I do not see any reason to show the offer letter. If the school you are negotiating with does not believe you, then that is not a good sign. As for mentioning the other university, it depends on if you can pitch it as a selling point that makes the other offer better. While you should always tell the truth, you can be somewhat selective and play both sides of the coin.
For example, if you get offers from both Stanford and Harvard and you grew up on in the Bay area, but are currently doing a post doc at MIT, you could tell Stanford that you have an offer from Harvard and that you are really happy in Boston, so they will have to beat Harvard's offer. Similarly, you can tell Harvard that you have an offer from Stanford and that your family is in the area so Harvard will have to beat Stanford's offer.

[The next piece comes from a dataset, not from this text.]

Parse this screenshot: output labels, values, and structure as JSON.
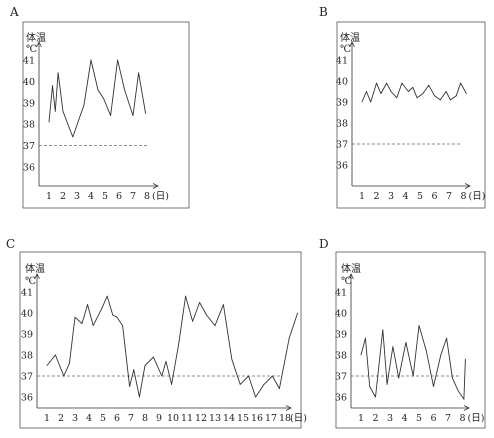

Alternatively, if you have offers from both Stanford and Bunker Hill Community College and you grew up, were educated, and are currently in the Bay area, you would not want to mention the name (bunker Hill) when talking to Stanford, unless you can explain to Stanford what benefits Bunker Hill uniquely provides. You probably want to specifically mention Stanford when talking to Bunker Hill.
If, however, you grew up, were educated, and are currently in the Boston area, then you are in a gray area and may want to mention Bunker Hill to Stanford. Given the difference in the ranking of the two universities, it might be a hard sell to convince Stanford that the Bunker Hill offer is really competitive to the Stanford offer.